I'd argue against this graphic by evoking an old adage: If precise comparisons are crucial, circles are not a good choice. Can you really see that a person in the top income quintile would save ten times more than an individual in the middle quintile if income taxes were reduced by 20%? If you are absent minded, as I am, you'd walk away from this chart thinking that differences in savings are much less worrying than they really are.
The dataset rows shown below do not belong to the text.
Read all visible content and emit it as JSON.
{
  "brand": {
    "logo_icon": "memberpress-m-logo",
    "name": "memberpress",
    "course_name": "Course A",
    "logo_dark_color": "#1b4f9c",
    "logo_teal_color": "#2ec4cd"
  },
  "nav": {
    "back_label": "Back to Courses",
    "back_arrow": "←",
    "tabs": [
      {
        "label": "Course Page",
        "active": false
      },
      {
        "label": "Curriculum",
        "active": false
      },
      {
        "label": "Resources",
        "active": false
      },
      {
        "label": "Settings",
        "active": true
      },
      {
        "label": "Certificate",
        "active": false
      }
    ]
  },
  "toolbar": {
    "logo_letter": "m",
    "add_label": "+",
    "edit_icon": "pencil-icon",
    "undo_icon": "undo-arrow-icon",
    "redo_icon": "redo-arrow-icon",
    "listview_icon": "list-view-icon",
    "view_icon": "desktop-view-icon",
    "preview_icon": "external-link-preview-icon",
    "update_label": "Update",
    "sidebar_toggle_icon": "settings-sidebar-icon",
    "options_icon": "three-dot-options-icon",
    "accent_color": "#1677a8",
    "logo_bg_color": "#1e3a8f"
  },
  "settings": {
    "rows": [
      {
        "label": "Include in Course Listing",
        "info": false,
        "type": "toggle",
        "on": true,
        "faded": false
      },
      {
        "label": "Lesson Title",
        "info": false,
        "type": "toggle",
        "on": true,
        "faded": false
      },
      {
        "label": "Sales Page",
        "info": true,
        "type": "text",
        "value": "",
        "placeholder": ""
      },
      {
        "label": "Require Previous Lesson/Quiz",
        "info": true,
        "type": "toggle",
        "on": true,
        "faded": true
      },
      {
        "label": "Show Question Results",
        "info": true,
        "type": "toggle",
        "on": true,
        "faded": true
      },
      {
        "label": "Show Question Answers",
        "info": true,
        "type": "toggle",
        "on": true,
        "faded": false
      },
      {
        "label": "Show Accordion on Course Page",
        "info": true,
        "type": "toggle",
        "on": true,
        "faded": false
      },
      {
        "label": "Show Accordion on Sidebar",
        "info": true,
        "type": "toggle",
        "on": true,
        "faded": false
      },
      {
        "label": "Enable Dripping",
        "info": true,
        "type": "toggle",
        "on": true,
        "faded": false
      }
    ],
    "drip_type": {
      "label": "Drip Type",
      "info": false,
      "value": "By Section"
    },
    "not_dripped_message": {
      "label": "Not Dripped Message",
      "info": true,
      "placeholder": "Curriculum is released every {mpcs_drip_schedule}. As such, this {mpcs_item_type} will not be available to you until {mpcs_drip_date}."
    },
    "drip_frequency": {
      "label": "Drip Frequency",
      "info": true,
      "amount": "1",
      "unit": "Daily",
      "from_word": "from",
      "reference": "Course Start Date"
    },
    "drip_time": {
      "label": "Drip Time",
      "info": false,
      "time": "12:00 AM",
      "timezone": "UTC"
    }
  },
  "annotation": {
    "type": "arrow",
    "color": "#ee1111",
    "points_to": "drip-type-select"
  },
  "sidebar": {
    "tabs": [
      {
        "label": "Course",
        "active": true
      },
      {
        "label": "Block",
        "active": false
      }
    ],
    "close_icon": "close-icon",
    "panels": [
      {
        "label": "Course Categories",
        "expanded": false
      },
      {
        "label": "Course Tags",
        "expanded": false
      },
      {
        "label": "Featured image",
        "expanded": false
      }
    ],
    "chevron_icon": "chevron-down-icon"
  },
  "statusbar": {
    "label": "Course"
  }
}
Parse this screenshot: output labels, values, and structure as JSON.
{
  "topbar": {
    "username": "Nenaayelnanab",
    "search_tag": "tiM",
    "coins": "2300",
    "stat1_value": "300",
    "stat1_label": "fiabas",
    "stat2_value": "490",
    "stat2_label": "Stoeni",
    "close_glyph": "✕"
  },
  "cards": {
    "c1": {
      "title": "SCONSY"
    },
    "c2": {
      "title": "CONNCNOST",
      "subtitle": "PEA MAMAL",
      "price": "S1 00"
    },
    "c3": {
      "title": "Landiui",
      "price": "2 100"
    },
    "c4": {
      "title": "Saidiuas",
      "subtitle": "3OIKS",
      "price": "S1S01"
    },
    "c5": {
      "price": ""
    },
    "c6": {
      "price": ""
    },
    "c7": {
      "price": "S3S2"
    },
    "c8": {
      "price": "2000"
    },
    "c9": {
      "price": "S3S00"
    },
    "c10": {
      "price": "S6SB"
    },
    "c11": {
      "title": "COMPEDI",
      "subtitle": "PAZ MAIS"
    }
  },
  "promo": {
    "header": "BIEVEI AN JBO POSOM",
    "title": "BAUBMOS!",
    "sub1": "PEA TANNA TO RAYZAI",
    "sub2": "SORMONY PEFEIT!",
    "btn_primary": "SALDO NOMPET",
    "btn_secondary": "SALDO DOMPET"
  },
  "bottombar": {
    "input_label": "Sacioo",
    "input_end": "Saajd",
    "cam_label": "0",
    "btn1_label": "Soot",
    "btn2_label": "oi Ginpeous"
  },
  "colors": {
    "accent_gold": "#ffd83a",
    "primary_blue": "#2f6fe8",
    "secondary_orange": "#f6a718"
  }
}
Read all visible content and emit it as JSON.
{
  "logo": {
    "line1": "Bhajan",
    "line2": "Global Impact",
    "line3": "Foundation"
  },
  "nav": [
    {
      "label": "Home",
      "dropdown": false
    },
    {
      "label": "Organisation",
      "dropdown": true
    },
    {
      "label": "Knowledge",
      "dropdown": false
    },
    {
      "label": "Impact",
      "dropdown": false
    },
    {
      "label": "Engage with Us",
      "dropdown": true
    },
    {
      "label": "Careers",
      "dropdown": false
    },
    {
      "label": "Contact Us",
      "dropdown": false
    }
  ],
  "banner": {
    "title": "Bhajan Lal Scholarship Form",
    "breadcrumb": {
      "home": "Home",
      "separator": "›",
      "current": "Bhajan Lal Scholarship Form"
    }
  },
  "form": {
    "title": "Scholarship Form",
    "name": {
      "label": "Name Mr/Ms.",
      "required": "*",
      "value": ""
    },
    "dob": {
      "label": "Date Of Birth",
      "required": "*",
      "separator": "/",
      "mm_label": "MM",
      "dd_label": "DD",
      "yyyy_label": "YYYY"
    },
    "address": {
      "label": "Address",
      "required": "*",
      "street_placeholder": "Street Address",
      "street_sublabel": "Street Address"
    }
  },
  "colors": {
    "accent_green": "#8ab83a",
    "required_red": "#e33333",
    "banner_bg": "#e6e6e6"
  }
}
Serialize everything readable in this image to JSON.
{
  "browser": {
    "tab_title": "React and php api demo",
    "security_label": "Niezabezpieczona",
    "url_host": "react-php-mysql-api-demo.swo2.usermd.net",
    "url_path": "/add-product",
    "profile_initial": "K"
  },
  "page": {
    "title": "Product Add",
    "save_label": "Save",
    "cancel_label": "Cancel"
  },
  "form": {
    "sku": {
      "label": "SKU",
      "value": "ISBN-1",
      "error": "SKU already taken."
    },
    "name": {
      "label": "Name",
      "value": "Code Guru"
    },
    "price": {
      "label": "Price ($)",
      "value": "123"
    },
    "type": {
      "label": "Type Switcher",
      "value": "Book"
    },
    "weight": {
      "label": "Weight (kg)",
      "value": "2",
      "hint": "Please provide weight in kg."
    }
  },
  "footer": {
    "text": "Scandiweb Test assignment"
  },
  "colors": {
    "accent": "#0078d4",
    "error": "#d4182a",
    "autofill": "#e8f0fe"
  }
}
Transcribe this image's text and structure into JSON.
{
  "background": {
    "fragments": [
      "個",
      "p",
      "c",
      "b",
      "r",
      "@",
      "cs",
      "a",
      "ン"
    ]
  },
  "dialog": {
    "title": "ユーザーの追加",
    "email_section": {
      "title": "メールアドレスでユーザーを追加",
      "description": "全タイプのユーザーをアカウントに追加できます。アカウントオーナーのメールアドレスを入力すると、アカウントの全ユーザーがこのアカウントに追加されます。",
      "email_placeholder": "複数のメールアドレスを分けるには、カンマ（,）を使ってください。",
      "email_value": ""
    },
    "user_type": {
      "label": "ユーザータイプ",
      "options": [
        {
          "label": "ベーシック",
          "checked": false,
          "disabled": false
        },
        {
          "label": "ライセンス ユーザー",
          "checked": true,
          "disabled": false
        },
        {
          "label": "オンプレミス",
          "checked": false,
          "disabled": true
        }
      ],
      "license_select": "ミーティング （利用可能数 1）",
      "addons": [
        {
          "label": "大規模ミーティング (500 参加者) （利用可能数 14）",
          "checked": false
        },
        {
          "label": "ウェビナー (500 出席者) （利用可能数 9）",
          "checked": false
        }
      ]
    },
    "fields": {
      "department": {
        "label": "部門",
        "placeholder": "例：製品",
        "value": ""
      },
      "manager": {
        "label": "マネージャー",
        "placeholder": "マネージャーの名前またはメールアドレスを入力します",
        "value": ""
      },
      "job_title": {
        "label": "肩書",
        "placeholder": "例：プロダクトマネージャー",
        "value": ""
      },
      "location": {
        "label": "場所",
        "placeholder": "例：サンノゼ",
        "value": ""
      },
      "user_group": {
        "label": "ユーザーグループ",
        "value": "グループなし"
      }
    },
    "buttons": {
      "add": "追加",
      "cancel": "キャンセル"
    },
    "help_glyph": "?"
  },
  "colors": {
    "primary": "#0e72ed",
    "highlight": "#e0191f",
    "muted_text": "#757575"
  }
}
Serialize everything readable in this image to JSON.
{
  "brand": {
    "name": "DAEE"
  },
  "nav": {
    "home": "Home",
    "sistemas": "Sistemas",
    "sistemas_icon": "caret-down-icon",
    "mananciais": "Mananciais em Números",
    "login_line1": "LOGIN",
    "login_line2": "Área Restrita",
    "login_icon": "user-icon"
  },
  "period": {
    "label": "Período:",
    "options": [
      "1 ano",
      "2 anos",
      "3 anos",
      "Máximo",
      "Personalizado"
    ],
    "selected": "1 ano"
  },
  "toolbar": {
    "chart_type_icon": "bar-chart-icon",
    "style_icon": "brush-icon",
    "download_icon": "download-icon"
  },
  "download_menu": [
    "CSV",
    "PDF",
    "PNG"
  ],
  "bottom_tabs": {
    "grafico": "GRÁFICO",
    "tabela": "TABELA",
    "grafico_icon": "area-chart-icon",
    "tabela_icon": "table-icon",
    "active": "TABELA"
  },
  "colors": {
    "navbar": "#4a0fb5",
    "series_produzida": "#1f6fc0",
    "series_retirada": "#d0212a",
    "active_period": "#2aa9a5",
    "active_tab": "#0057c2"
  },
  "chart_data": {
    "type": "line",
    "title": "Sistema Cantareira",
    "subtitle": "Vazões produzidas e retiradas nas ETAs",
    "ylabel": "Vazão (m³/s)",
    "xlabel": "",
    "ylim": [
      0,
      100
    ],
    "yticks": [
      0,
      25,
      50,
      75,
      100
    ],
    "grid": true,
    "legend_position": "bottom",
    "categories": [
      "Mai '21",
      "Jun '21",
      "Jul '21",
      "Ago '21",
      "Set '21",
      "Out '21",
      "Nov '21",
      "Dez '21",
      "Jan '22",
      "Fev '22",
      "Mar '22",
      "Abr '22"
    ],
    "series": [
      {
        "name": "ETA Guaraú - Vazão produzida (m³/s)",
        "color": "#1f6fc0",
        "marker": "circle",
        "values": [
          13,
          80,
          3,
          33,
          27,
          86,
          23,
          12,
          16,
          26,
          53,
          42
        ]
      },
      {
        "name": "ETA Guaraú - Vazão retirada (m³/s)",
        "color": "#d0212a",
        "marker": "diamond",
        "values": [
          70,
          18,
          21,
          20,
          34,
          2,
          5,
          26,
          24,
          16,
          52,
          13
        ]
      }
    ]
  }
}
You may contend: Well, you can still read the figures and visualize the real differences. And my answer would be: True but, then, if you want me —your reader— to mentally compare, what do you want the circles for? Just design a table.

A very recent case of misdeed is this unfortunate series of maps about the European economic crisis. They are among the best examples I've seen of how not to design cartograms. Let's take just a small portion of the graphic (above): Without reading the numbers, quickly tell me if the unemployment rate is higher in Spain or in Portugal. There you go: Portugal looks like the worst offender in Europe, when it is doing better than Spain and Greece...

(The ethics of infographics has been a concern of mine for many years. Read this manifesto at the Harvard Nieman Watchdog site to learn more.)

I am using the terms morals and ethics in the sense explained here.